UC Davis is a research university and many if not most UC Davis professors view themselves as public servants selflessly pursuing the advancement of human knowledge. What matters to them is serving the public good, thus they shun any field of study that could be seen as self-serving (i.e. a business major). This approach to higher education is based on the assumption that all undergrads want to become PhDs and not productive members of the general work force.

While this sentiment is not necessarily a bad thing, it creates a harsh reality once a student realizes their undergraduate education has left them with little experience and few real-world skills.

Under normal economic conditions, this lack of useful knowledge is remedied by using entry-level positions to acquire real-world experience. UC Davis tends to do a good job of producing above-average critical thinkers capable of advancing through the ranks once they get their foot in the door.

But today people are so desperate for work that they are trying to force their foot into a door that is only partially open and already jammed with older, more experienced competition.

Case and point: A family friend of mine runs her own lab at Genentech, a top biotechnology corporation. She hires all of her research assistants (basically entry-level positions) and for many years chose from a pool of mostly recent college graduates.

With the biotechnology sector reeling from the economic downtown, hundreds of over-qualified individuals flooded the job market and she has found herself faced with older, highly educated and experienced individuals vying for basic lab rat positions. Simple cost-benefit analysis results in the experienced individual nearly always getting the job over the recent graduate.

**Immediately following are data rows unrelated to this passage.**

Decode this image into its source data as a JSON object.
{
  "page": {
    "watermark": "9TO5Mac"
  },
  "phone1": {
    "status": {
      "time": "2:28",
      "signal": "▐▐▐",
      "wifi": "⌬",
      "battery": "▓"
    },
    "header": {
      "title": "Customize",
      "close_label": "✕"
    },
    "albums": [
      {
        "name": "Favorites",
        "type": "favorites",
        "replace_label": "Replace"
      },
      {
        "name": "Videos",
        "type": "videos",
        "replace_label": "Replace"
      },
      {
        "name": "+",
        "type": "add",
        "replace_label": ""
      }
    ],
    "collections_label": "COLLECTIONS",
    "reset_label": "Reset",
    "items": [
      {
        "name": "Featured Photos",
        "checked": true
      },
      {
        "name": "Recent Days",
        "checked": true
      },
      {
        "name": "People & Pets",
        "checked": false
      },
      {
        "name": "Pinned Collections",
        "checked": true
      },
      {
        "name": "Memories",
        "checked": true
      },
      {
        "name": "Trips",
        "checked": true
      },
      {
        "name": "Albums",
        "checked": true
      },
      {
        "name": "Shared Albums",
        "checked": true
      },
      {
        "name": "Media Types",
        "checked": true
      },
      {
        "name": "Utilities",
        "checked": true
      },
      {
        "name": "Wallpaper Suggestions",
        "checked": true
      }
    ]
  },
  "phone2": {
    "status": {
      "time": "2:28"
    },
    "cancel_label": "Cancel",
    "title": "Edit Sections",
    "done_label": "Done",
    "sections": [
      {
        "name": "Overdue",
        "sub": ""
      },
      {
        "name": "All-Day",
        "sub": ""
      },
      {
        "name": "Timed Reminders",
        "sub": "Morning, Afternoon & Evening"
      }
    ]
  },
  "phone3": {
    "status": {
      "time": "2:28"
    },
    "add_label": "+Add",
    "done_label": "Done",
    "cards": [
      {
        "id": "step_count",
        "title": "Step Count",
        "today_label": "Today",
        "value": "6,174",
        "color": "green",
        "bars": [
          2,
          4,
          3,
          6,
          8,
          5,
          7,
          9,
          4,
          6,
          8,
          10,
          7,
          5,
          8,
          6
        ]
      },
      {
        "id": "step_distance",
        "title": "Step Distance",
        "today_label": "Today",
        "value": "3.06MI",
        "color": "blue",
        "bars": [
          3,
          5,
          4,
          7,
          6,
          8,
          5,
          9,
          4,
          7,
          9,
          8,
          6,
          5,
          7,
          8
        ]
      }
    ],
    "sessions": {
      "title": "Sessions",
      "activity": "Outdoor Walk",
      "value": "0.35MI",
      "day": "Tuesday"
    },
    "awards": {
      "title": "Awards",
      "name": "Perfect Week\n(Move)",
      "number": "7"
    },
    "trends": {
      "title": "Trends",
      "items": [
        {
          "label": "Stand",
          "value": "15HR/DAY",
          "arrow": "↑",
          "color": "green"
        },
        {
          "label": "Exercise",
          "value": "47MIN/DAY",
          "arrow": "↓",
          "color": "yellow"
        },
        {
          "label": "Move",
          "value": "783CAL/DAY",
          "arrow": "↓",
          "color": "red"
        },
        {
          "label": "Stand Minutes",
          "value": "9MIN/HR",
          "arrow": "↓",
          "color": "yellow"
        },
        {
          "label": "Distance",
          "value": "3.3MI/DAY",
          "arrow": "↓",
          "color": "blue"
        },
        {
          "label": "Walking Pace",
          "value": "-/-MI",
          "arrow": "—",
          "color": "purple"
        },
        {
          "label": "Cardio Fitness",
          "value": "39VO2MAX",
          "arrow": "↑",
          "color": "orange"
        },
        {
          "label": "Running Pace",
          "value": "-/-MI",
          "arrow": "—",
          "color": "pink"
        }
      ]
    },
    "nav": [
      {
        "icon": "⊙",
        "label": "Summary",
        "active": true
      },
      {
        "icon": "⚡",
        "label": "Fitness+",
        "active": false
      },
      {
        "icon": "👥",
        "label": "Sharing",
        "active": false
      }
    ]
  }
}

Thus, idealistic young graduates find themselves in quite the pickle; needing experience to get hired, but being unable to acquire experience without being hired.

I wish I could tell you how to get out of this pickle, but there are no easy answers. Your best bet is to lower your occupational expectations in the short term and to plan for the long haul by acquiring a graduate-level and/or professional degree.

And hey, if the economy still has not improved after you’ve spent a few years in graduate school, then we’re all pretty screwed anyway.